Fig 5 © ICTS 2002 Risk Coverage
This approach therefore requires an organization to identify the risks and give priority to the highest risks and prioritize risks considering:
- Benefits
- Timescales
- Ease of implementation
With the highest priority being given to the actions that deliver the highest benefits in the shortest term and being the easiest to implement.
High risk is also a term that needs to be clarified. For loss reduction ‘high risk’ refers to the major contributors to losses. Typically 80% of all losses come from 20% of the risks and therefore by focusing on this 20% maximum benefits can be achieved. This will require management to focus on high risk processes, locations and products.
A Tactical Plan
Having established a strategy that is focused on a high risk approach, it is then necessary to develop an action plan to reduce losses. This plan should be holistic considering all elements of loss prevention. Figure 6 below shows how all the elements fit together. If one element is missing then the solution is likely to be ineffective.
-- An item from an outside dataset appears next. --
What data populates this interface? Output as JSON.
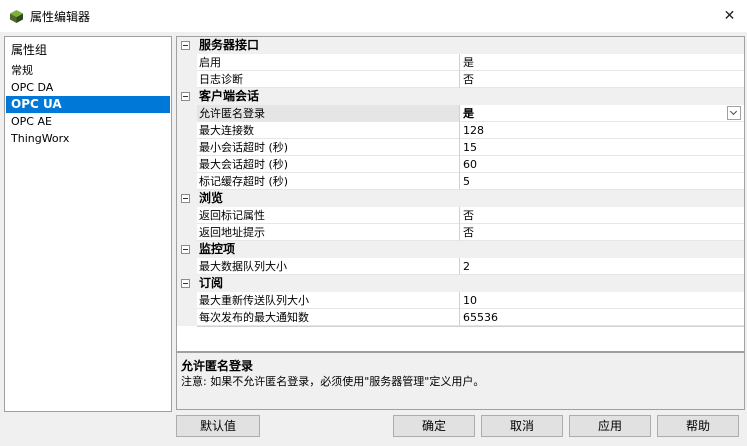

The prioritized plan should contain many actions that can be implemented immediately, so called ‘quick wins’, short term actions, medium term actions and long term actions. Simply because a solution is long term does not mean that development can’t start immediately and in fact it may have to. The solutions themselves should focus more on deterrence than detection. Although in some cases the only deterrence is apprehension, this should be the exception rather than the rule. The costs of apprehension are significant. Staff may be injured and management’s time and other resources wasted on the administrative nightmare than can follow an arrest.
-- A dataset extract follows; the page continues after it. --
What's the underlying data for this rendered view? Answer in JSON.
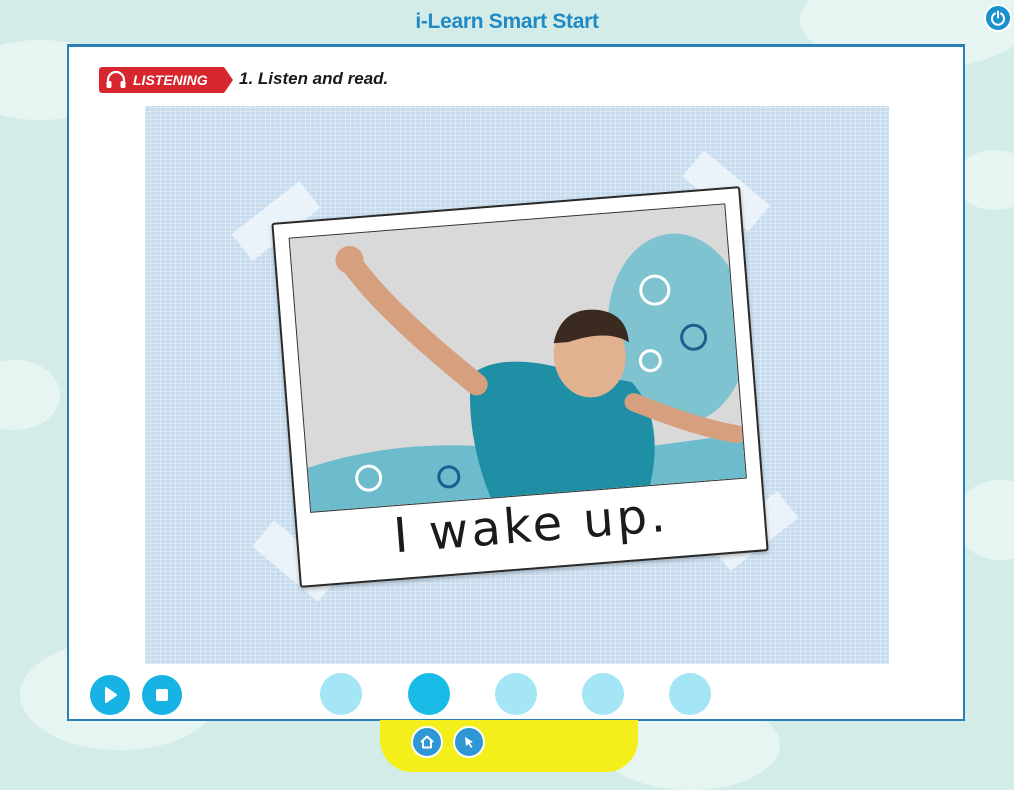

Fig 6 © ICTS 2002 Integrated Elements of Loss Prevention
Once the plan has been developed it will be essential to establish control mechanisms that will:
- Ensure deadlines are met
- Monitor program compliance
- Verify quality of implementation
- Track benefit achievement
There is always the option of a post implementation audit to establish the success or failure of the program. However, although a post implementation audit should always be carried out it is suggested that this is too late. Control mechanisms, introduced from the project’s inception, will head off problems immediately and ensure that the post implementation audit has a positive outcome
In addition to control mechanisms there also needs to be an excellent communication plan to support project implementation. The plan should consider using all available channels and have a feedback mechanism that will assist with implementation tracking. Essentially the communication plan should:
- Reinforce loss prevention as a core business issue
- Keep all staff informed of progress
- Advise all staff of what is coming in the future
- Keep people motivated
Communication or awareness also has to continue after all the project solutions have been implemented to ensure that loss prevention remains embedded in the culture of the company.
Conclusion
The problem of stock losses is serious and loss reduction represents a significant business opportunity to reduce costs and improve profitability. A loss reduction strategy, based on realistic analysis, has long term sustainability. However, almost as soon as the initial program has finished the risk analysis has to start again. By ensuring that loss prevention is embedded in the management strategy continual risk assessment will become second place. Fundamentally, the loss prevention mechanism has to sustain a proactive outlook.